The calorie posting requirement, Health Code §81.50, requires New York City restaurants with 15 or more outlets operating around the nation, that offer substantially the same menu items, in servings that are standardized for portion size and content, to display calorie information prominently on their menus and menu boards. The requirement was adopted by the City’s Board of Health in January and was scheduled to take effect on March 31st, with fines for noncompliant restaurants not to be sought until May 12, 2008. Since a court decision will not be issued before the effective date of March 31st, New York City and the New York State Restaurant Association entered into an agreement that would postpone the New York City Health Department’s enforcement of the calorie posting requirement until April 15th, and notices of violation seeking penalties would not be issued until May 27, 2008.
“New York City is suffering worsening epidemics of obesity and diabetes,” said Dr. Thomas R. Frieden, the City’s Health Commissioner. “To combat these conditions, and prevent their devastating consequences, consumers need information about the foods they order in chain restaurants. More informed consumers can decide to make healthier choices if they know the calorie content of their meals when they order. This continuing lawsuit is a sad commentary on some restaurants’ business practices. The New York State Restaurant Association and the chains it represents—including McDonald’s, Burger King, Taco Bell—are so ashamed of the food they serve that they are fighting in court to avoid sharing basic information with their customers.”

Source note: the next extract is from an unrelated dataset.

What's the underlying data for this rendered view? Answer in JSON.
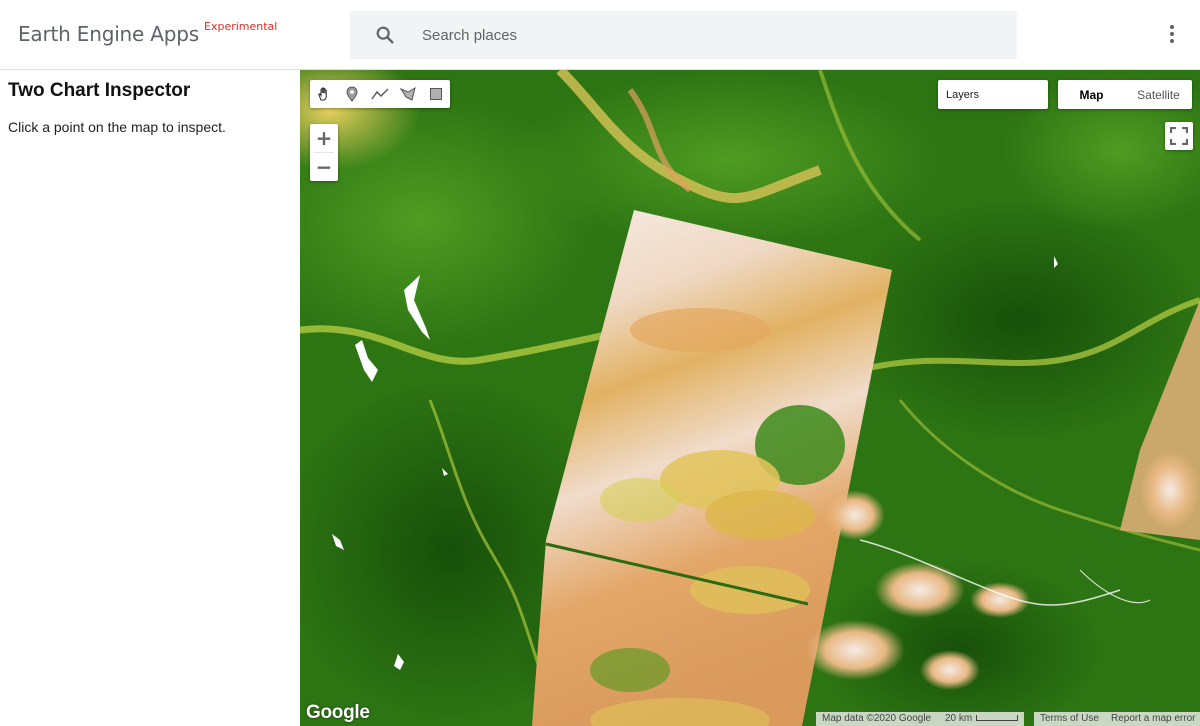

When people have access to calorie information, they use it. Nearly three quarters of consumers say they look at calorie information on packaged foods in supermarkets, and about half say that nutrition information affects their food selections. The Health Department estimates that calorie posting could reduce the number of people who suffer from obesity by 150,000 over the next five years, preventing more than 30,000 cases of diabetes.